Identifying the causes of urticaria is key to treating it effectively. Symptoms may be triggered by a particular allergen or irritant, or they could be due to a condition such as an autoimmune disease.
Allergen-mediated urticaria occurs when a person reacts to an allergy trigger, such as a pollen or insect sting. A person with this type of urticaria will often have symptoms within minutes to a few hours after exposure to the allergen.
Most cases of urticaria are caused by a type of allergy known as an IgE-mediated reaction. This means that the body reacts to a certain protein that is contained in foods and in some insect stings, such as bee stings or wasp stings.
These reactions are usually very severe and last for a short time. The skin can swell up and become red or pink, itchy, and watery.
A number of different drugs can be used to treat the symptoms of urticaria, including antihistamines such as cetirizine and loratidine. Higher doses can be used if needed.
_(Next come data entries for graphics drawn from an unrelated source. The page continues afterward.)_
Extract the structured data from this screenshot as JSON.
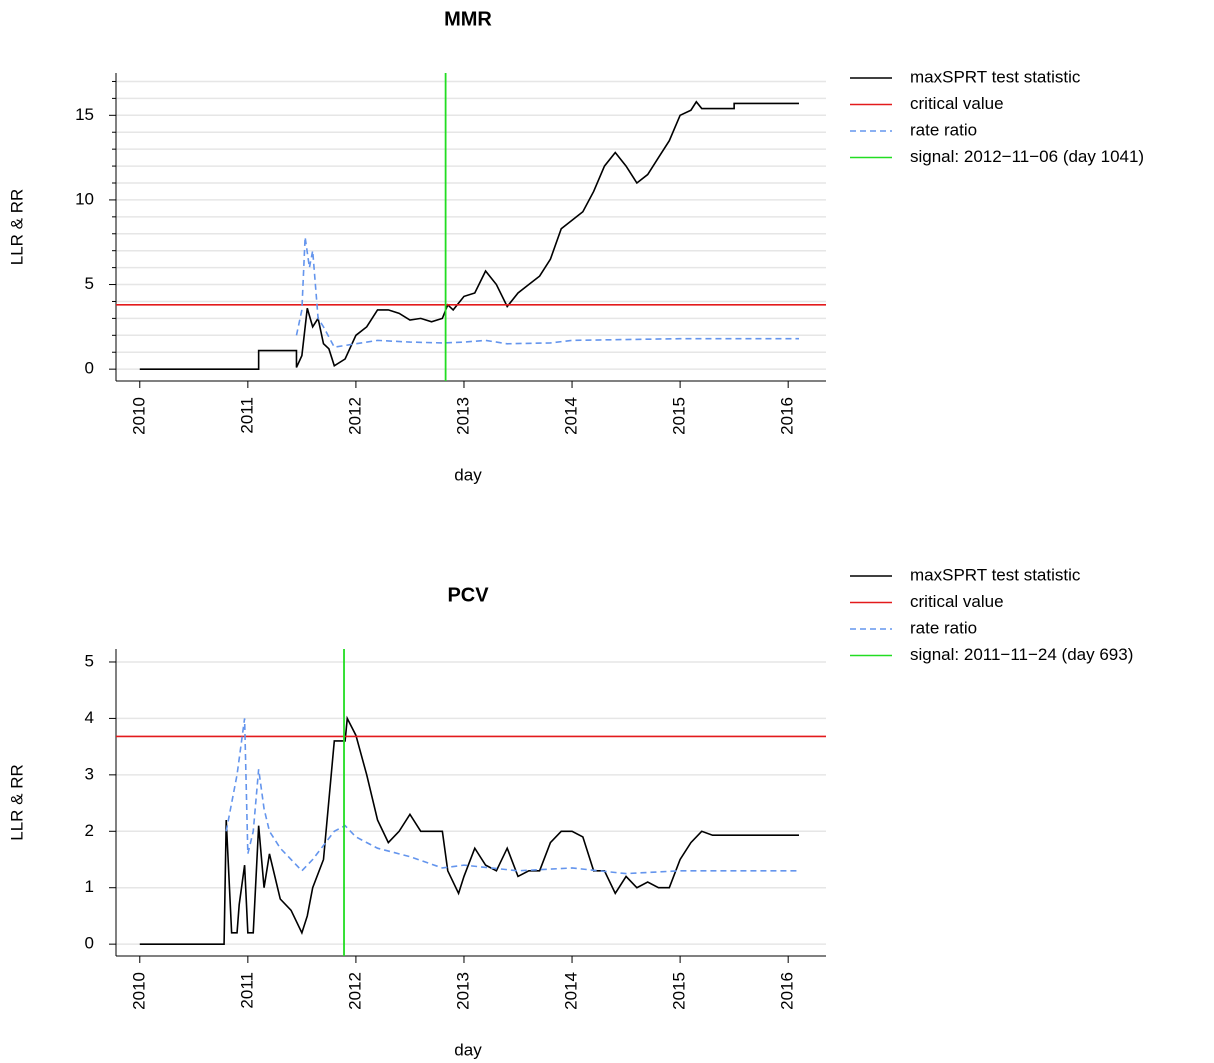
{
  "chart_data": [
    {
      "type": "line",
      "title": "MMR",
      "xlabel": "day",
      "ylabel": "LLR & RR",
      "xlim": [
        2009.78,
        2016.35
      ],
      "ylim": [
        -0.7,
        17.5
      ],
      "xticks": [
        2010,
        2011,
        2012,
        2013,
        2014,
        2015,
        2016
      ],
      "yticks": [
        0,
        5,
        10,
        15
      ],
      "minor_yticks": [
        1,
        2,
        3,
        4,
        6,
        7,
        8,
        9,
        11,
        12,
        13,
        14,
        16,
        17
      ],
      "grid": true,
      "series": [
        {
          "name": "maxSPRT test statistic",
          "color": "#000000",
          "kind": "line",
          "dash": false,
          "x": [
            2010.0,
            2011.1,
            2011.1,
            2011.45,
            2011.45,
            2011.5,
            2011.55,
            2011.6,
            2011.65,
            2011.7,
            2011.75,
            2011.8,
            2011.9,
            2012.0,
            2012.1,
            2012.2,
            2012.3,
            2012.4,
            2012.5,
            2012.6,
            2012.7,
            2012.8,
            2012.85,
            2012.9,
            2013.0,
            2013.1,
            2013.2,
            2013.3,
            2013.4,
            2013.5,
            2013.6,
            2013.7,
            2013.8,
            2013.9,
            2014.0,
            2014.1,
            2014.2,
            2014.3,
            2014.4,
            2014.5,
            2014.6,
            2014.7,
            2014.8,
            2014.9,
            2015.0,
            2015.1,
            2015.15,
            2015.2,
            2015.5,
            2015.5,
            2016.1
          ],
          "values": [
            0,
            0,
            1.1,
            1.1,
            0.1,
            0.8,
            3.6,
            2.5,
            3.0,
            1.5,
            1.2,
            0.2,
            0.6,
            2.0,
            2.5,
            3.5,
            3.5,
            3.3,
            2.9,
            3.0,
            2.8,
            3.0,
            3.8,
            3.5,
            4.3,
            4.5,
            5.8,
            5.0,
            3.7,
            4.5,
            5.0,
            5.5,
            6.5,
            8.3,
            8.8,
            9.3,
            10.5,
            12.0,
            12.8,
            12.0,
            11.0,
            11.5,
            12.5,
            13.5,
            15.0,
            15.3,
            15.8,
            15.4,
            15.4,
            15.7,
            15.7
          ]
        },
        {
          "name": "critical value",
          "color": "#e31a1c",
          "kind": "hline",
          "dash": false,
          "value": 3.8
        },
        {
          "name": "rate ratio",
          "color": "#6495ed",
          "kind": "line",
          "dash": true,
          "x": [
            2011.45,
            2011.5,
            2011.53,
            2011.57,
            2011.6,
            2011.65,
            2011.7,
            2011.8,
            2012.0,
            2012.2,
            2012.5,
            2012.8,
            2013.0,
            2013.2,
            2013.4,
            2013.8,
            2014.0,
            2014.5,
            2015.0,
            2016.1
          ],
          "values": [
            2.0,
            3.5,
            7.8,
            6.0,
            7.0,
            3.0,
            2.5,
            1.3,
            1.5,
            1.7,
            1.6,
            1.55,
            1.6,
            1.7,
            1.5,
            1.55,
            1.7,
            1.75,
            1.8,
            1.8
          ]
        },
        {
          "name": "signal: 2012−11−06 (day 1041)",
          "color": "#22dd22",
          "kind": "vline",
          "dash": false,
          "value": 2012.83
        }
      ]
    },
    {
      "type": "line",
      "title": "PCV",
      "xlabel": "day",
      "ylabel": "LLR & RR",
      "xlim": [
        2009.78,
        2016.35
      ],
      "ylim": [
        -0.21,
        5.23
      ],
      "xticks": [
        2010,
        2011,
        2012,
        2013,
        2014,
        2015,
        2016
      ],
      "yticks": [
        0,
        1,
        2,
        3,
        4,
        5
      ],
      "grid": true,
      "series": [
        {
          "name": "maxSPRT test statistic",
          "color": "#000000",
          "kind": "line",
          "dash": false,
          "x": [
            2010.0,
            2010.78,
            2010.8,
            2010.85,
            2010.9,
            2010.92,
            2010.97,
            2011.0,
            2011.05,
            2011.1,
            2011.15,
            2011.2,
            2011.3,
            2011.4,
            2011.5,
            2011.55,
            2011.6,
            2011.7,
            2011.8,
            2011.9,
            2011.92,
            2012.0,
            2012.1,
            2012.2,
            2012.3,
            2012.4,
            2012.5,
            2012.6,
            2012.8,
            2012.85,
            2012.95,
            2013.0,
            2013.1,
            2013.2,
            2013.3,
            2013.4,
            2013.5,
            2013.6,
            2013.7,
            2013.8,
            2013.9,
            2014.0,
            2014.1,
            2014.2,
            2014.3,
            2014.4,
            2014.5,
            2014.6,
            2014.7,
            2014.8,
            2014.9,
            2015.0,
            2015.1,
            2015.2,
            2015.3,
            2016.1
          ],
          "values": [
            0,
            0,
            2.2,
            0.2,
            0.2,
            0.7,
            1.4,
            0.2,
            0.2,
            2.1,
            1.0,
            1.6,
            0.8,
            0.6,
            0.2,
            0.5,
            1.0,
            1.5,
            3.6,
            3.6,
            4.0,
            3.7,
            3.0,
            2.2,
            1.8,
            2.0,
            2.3,
            2.0,
            2.0,
            1.3,
            0.9,
            1.2,
            1.7,
            1.4,
            1.3,
            1.7,
            1.2,
            1.3,
            1.3,
            1.8,
            2.0,
            2.0,
            1.9,
            1.3,
            1.3,
            0.9,
            1.2,
            1.0,
            1.1,
            1.0,
            1.0,
            1.5,
            1.8,
            2.0,
            1.93,
            1.93
          ]
        },
        {
          "name": "critical value",
          "color": "#e31a1c",
          "kind": "hline",
          "dash": false,
          "value": 3.68
        },
        {
          "name": "rate ratio",
          "color": "#6495ed",
          "kind": "line",
          "dash": true,
          "x": [
            2010.8,
            2010.9,
            2010.97,
            2011.0,
            2011.05,
            2011.1,
            2011.15,
            2011.2,
            2011.3,
            2011.5,
            2011.6,
            2011.8,
            2011.9,
            2012.0,
            2012.2,
            2012.5,
            2012.8,
            2013.0,
            2013.5,
            2014.0,
            2014.5,
            2015.0,
            2016.1
          ],
          "values": [
            2.0,
            3.0,
            4.0,
            1.6,
            2.0,
            3.1,
            2.4,
            2.0,
            1.7,
            1.3,
            1.5,
            2.0,
            2.1,
            1.9,
            1.7,
            1.55,
            1.35,
            1.4,
            1.3,
            1.35,
            1.25,
            1.3,
            1.3
          ]
        },
        {
          "name": "signal: 2011−11−24 (day 693)",
          "color": "#22dd22",
          "kind": "vline",
          "dash": false,
          "value": 2011.89
        }
      ]
    }
  ]
}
In addition to the use of drugs, there are a number of strategies that can be used to improve the symptoms of urticaria. For example, adding an H2 receptor blocker to a drug that normally binds to only H1 receptors can have a beneficial effect in patients who are not well controlled with antihistamines alone.
Another strategy is to reduce the amount of a particular food that causes the symptoms. This is known as reducing dietary pseudoallergens and should be tried for a trial period of at least three weeks.